Sedangkan Prof Quraish Shihab dalam buku Mukjizat Alquran menjelaskan bahasa atau redaksi dalam Alquran memiliki keistimewaan dan keindahan tersendiri. Sehingga dalam penafsirannya, seorang mufassir harus menguasai beragam disiplin ilmu yang tidak sedikit. Mulai dari pemahaman bahasa Arab yang baik, sejarah, hingga disiplin ilmu lain seperti fikih dan hadits.

Salah satu karakteristik dari ayat-ayat Alquran, kata Prof Quraish, adalah redaksi ayat Alquran yang kerap kali singkat namun padat makna. Tidak mudah menyusun kalimat singkat sarat makna karena pesan yang banyak—apabila seseorang tidak pandai memilih kata dan menyusunnya—memerlukan kata yang banyak pula.

Sedangkan Alquran memiliki keistimewaan bahwa kata dan kalimat-kalimatnya yang singkat dapat menampung sekian banyak makna. Ia bagaikan berlian yang memancarkan cahaya dari setiap sisinya. Jika seseorang memandang dari suatu sisi, sinar yang dipancarkannya berbeda dengan sinar yang memancar jika dipandang dari sisi yang lain.

Bahkan jika seseorang membiarkan orang lain memandang, boleh jadi menurt Prof Quraish apa yang dilihatnya dapat berbeda pula dengan apa yang telah dilihat. Itu sebabnya, betapa pun berbeda-beda sekian banyak kelompok, madzhab, dan aliran, tentu saja kesemuanya menjadikan ayat-ayat Alquran sebagai rujukan.

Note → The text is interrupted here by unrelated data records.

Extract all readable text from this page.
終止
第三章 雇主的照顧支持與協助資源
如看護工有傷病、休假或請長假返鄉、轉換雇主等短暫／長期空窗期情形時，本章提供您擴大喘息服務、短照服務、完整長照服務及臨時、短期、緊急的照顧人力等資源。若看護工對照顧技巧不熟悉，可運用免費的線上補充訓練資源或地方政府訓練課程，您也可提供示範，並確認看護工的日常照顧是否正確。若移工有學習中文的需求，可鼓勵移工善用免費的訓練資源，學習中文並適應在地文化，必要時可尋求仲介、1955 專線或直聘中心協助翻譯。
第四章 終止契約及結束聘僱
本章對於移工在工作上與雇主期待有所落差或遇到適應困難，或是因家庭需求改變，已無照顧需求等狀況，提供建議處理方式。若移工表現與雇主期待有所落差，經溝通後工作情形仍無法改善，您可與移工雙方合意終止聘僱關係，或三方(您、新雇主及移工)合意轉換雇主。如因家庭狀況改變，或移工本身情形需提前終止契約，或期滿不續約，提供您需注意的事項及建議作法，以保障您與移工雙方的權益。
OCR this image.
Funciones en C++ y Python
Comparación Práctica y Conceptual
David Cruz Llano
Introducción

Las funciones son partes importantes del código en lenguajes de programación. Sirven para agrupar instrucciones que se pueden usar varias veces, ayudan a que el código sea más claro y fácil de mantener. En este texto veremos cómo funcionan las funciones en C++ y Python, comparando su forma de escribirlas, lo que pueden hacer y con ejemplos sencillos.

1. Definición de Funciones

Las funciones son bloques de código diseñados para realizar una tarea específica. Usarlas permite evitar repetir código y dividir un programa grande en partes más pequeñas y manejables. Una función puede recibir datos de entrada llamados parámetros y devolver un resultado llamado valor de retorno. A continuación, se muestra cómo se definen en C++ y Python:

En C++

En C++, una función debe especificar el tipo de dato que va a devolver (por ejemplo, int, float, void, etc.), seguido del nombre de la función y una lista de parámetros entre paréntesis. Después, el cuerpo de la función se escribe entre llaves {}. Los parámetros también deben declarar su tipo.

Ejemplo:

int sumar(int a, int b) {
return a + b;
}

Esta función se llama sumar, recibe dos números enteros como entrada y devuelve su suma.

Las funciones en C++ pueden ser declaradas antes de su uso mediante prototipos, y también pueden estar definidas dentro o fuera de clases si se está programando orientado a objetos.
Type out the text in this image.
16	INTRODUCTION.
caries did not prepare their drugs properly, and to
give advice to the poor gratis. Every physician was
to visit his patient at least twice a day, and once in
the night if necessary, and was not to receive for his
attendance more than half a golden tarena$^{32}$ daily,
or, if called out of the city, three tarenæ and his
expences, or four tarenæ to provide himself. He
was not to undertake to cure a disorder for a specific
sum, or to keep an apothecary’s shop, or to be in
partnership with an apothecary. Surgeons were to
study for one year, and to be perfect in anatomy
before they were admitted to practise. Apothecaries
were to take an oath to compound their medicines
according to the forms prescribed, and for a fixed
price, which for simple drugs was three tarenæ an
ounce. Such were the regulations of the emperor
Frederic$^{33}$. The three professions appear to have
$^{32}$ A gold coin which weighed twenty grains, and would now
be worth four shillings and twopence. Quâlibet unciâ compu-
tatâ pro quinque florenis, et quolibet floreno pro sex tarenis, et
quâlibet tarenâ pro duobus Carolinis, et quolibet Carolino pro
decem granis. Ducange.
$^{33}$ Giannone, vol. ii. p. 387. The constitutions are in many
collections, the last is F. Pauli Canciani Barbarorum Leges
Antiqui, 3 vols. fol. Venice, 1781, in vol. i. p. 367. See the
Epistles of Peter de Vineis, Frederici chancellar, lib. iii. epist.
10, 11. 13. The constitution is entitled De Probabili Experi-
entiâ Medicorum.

Kayanya makna dan pesan dari ayat Alquran dapat ditafsirkan dengan beragam pula. Misalnya dalam Surat Al-Baqarah ayat 212, Allah berfirman, “Wallau yarzuqu man yasyaa-u bighairi hisab,”. Ayat ini bisa berarti banyak hal.

 

  • Pertama, Allah memberikan rezeki kepada siapa yang dikehendaki-Nya tanpa ada yang berhak mempertanyakan kepada-Nya mengapa Dia memperluas rezeki kepada seseorang dan mempersempit yang lain.
  • Kedua, Allah memberikan rezeki kepada siapa yang dikehendaki-Nya tanpa Dia (Allah) memperhitungkan pemberian itu (karena Dia Mahakaya, sama dengan seorang yang tidak mempedulikan pengeluarannya).
  • Ketiga, Allah memberikan rezeki kepada seseorang tanpa yang diberi rezeki tersebut dapat menduga kehadiran rezeki itu.
  • Keempat, Allah memberikan rezeki kepada seseorang tanpa yang bersangkutan dihitung secara detail amal-amalnya.
  • Kelima, Allah memberikan rezeki kepada seseorang dengan jumlah rezeki yang amat banyak sehingga yang bersangkutan tidak mampu menghitungnya.